The Higher Regional Court of Cologne is now relying on the AI Regulation, among other things, to construct a pragmatic approach that realises the EU legislator's proclaimed requirement to develop trustworthy, human-centred AI, particularly for improving healthcare. The court is creating new opportunities for argumentation for all bodies that rely on Article 9 data for development and training purposes.

In this respect, the Higher Regional Court of Cologne has made a decision that could signal a paradigm shift. In practice, the absolute prohibition on processing must be relativised on a case-by-case basis. The necessary digitalisation cannot be achieved through abstract, typified conflicts of fundamental rights alone.

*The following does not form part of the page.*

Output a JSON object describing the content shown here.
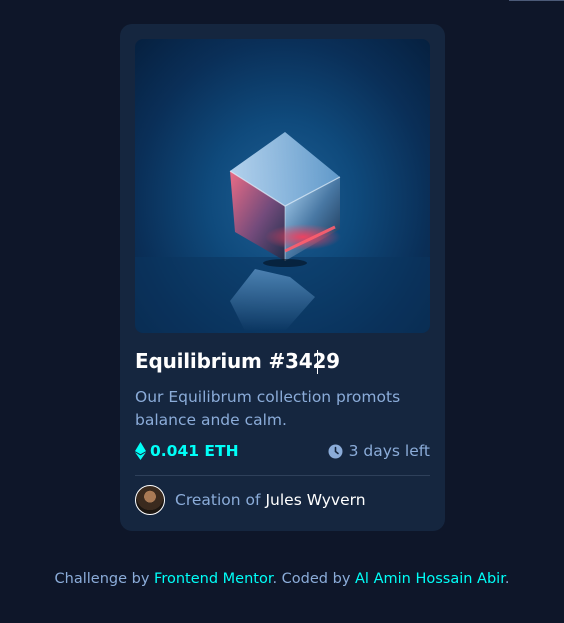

What should companies do now?

  • Data inventory: Check whether your training data sets contain sensitive data and, if so, to what extent.
  • Validate legal bases: Evaluate whether there is a viable legal basis under Articles 6 and 9 of the GDPR, and document this.
  • Technical safeguards: Implement technical protective measures to prevent the unintentional processing of sensitive data.
  • Clarify responsibility: Determine who is responsible in each situation, and how this can be operationalised in a legally binding way.